Direct cell-to-cell contact is essential for cell adhesion–mediated drug resistance. CLL cells were treated with 10 μM F-ara-A and incubated with KUSA H1 (A) and StromaNKTert (B) in the presence or absence of micropore membrane insert for 24, 48, and 72 hours. Bars represent the mean viability of CLL cells compared with untreated control (100%). Data shown are the mean (± SEM) of 6 independent experiments. *Significant protection of CLL cells from F-ara-A–induced apoptosis in direct CLL–MSC contact compared with control sample (P < .05). (C) Presented are contour plots of CLL cells from a representative patient after 48 hours of coculture with StromaNKTert in the conditions indicated above and on the side of the plots.

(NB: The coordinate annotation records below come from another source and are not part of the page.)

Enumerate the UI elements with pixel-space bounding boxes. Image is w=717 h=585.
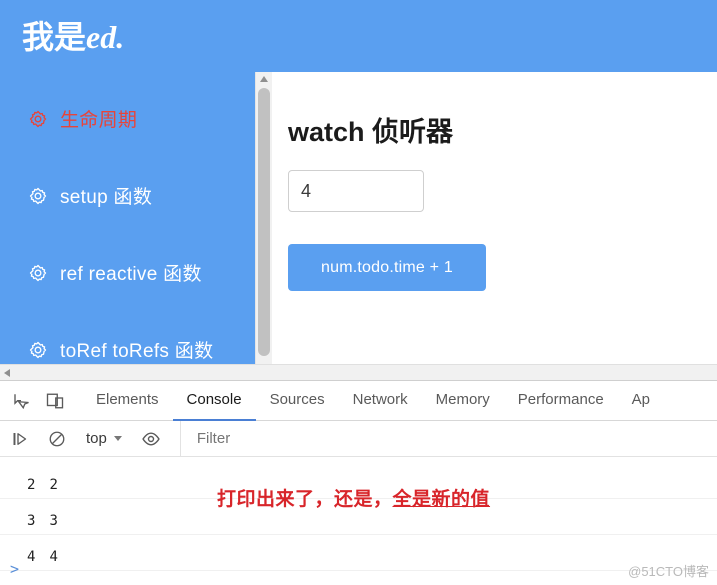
increment-button[interactable]: num.todo.time + 1 bbox=[288, 244, 486, 291]
page-vertical-scrollbar[interactable] bbox=[255, 72, 272, 372]
main-content: watch 侦听器 num.todo.time + 1 bbox=[272, 72, 717, 372]
sidebar-item-label: ref reactive 函数 bbox=[60, 264, 202, 285]
devtools-panel: Elements Console Sources Network Memory … bbox=[0, 380, 717, 585]
site-title-plain: 我是 bbox=[22, 19, 87, 55]
annotation-text: 打印出来了，还是，全是新的值 bbox=[217, 484, 490, 511]
console-prompt-icon[interactable]: > bbox=[10, 560, 19, 578]
site-banner: 我是ed. bbox=[0, 0, 717, 72]
devtools-tabbar: Elements Console Sources Network Memory … bbox=[0, 381, 717, 421]
number-input[interactable] bbox=[288, 170, 424, 212]
sidebar-item-label: 生命周期 bbox=[60, 110, 138, 131]
log-message: 3 bbox=[49, 512, 58, 529]
live-expression-eye-icon[interactable] bbox=[136, 424, 166, 454]
console-row: 4 4 bbox=[0, 543, 717, 571]
console-output: 2 2 3 3 4 4 bbox=[0, 457, 717, 585]
filter-input[interactable] bbox=[194, 429, 717, 448]
app-root: 我是ed. 生命周期 setup 函数 ref reactive 函数 toRe… bbox=[0, 0, 717, 585]
sidebar-item-ref-reactive[interactable]: ref reactive 函数 bbox=[0, 234, 255, 311]
site-title: 我是ed. bbox=[22, 12, 124, 58]
clear-console-icon[interactable] bbox=[42, 424, 72, 454]
tab-network[interactable]: Network bbox=[339, 381, 422, 421]
log-count: 3 bbox=[27, 512, 36, 529]
tab-console[interactable]: Console bbox=[172, 381, 256, 421]
gear-icon bbox=[29, 187, 47, 204]
sidebar-item-label: setup 函数 bbox=[60, 187, 153, 208]
sidebar-item-setup[interactable]: setup 函数 bbox=[0, 157, 255, 234]
gear-icon bbox=[29, 110, 47, 127]
tab-application[interactable]: Ap bbox=[618, 381, 664, 421]
execution-context-selector[interactable]: top bbox=[86, 430, 122, 447]
console-filter[interactable] bbox=[179, 420, 717, 457]
gear-icon bbox=[29, 264, 47, 281]
sidebar-item-label: toRef toRefs 函数 bbox=[60, 341, 214, 362]
page-horizontal-scrollbar[interactable] bbox=[0, 364, 717, 380]
inspect-element-icon[interactable] bbox=[8, 388, 34, 414]
execution-context-label: top bbox=[86, 430, 107, 447]
tab-performance[interactable]: Performance bbox=[504, 381, 618, 421]
annotation-part-1: 打印出来了，还是， bbox=[217, 489, 393, 510]
watermark: @51CTO博客 bbox=[628, 564, 709, 579]
log-count: 4 bbox=[27, 548, 36, 565]
scroll-left-arrow-icon[interactable] bbox=[4, 369, 10, 377]
annotation-part-2: 全是新的值 bbox=[392, 489, 491, 510]
tab-sources[interactable]: Sources bbox=[256, 381, 339, 421]
tab-elements[interactable]: Elements bbox=[82, 381, 173, 421]
log-message: 4 bbox=[49, 548, 58, 565]
site-title-italic: ed. bbox=[86, 19, 125, 55]
scroll-up-arrow-icon[interactable] bbox=[260, 76, 268, 82]
execute-step-icon[interactable] bbox=[6, 424, 36, 454]
gear-icon bbox=[29, 341, 47, 358]
scrollbar-thumb[interactable] bbox=[258, 88, 270, 356]
page-title: watch 侦听器 bbox=[288, 117, 454, 147]
device-toolbar-icon[interactable] bbox=[42, 388, 68, 414]
log-count: 2 bbox=[27, 476, 36, 493]
chevron-down-icon bbox=[113, 436, 122, 441]
sidebar: 生命周期 setup 函数 ref reactive 函数 toRef toRe… bbox=[0, 72, 255, 372]
tab-memory[interactable]: Memory bbox=[422, 381, 504, 421]
page-body: 生命周期 setup 函数 ref reactive 函数 toRef toRe… bbox=[0, 72, 717, 372]
console-row: 3 3 bbox=[0, 507, 717, 535]
sidebar-item-lifecycle[interactable]: 生命周期 bbox=[0, 80, 255, 157]
devtools-tab-list: Elements Console Sources Network Memory … bbox=[82, 381, 664, 421]
log-message: 2 bbox=[49, 476, 58, 493]
console-toolbar: top bbox=[0, 420, 717, 457]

The relative percentages of viable cells are displayed above each of the gates. Direct cell-to-cell contact is essential not only for protection from fludarabine-induced apoptosis but also from spontaneous apoptosis.

Figure 7

Mcl-1 and PARP expression in CLL cells cocultured with MSCs. CLL cells were cultured with the MSC lines displayed on the top horizontal axes or in suspension (“Control”) for 48 hours with or without 10 μM F-ara-A (labeled “Ctr” or “+F,” respectively). Then, cleaved and uncleaved Mcl-1 and PARP were analyzed by Western blotting, and the respective immunobands are indicated on the left-hand side. Cell viability for each condition was measured by flow cytometry, and the percentage of viable cells is displayed below each of the blots. In most cases, MSCs coculture up-regulated Mcl-1 and PARP expression compared with CLL cells in suspension (control at 48 hours vs the “Ctr” bands in the presence of MSCs). Suspension culture of CLL cells results in spontaneous apoptosis, with associated Mcl-1 and PARP cleavage (panels A-B 2nd lane from the left), which was paralleled by a decrease in CLL cell viability from 99% to 47% in panel A and from 96% to 81% in panel B. Treatment with fludarabine resulted in cleavage of the majority of Mcl-1 and PARP in the absence of MSCs (panels A-B 5th lane from the left). This was largely inhibited, sometimes almost abrogated (eg, panel A lanes 6-7) by the presence of MSCs. Displayed are Western blots of CLL B-cell lysates from 2 representative patients (A-B).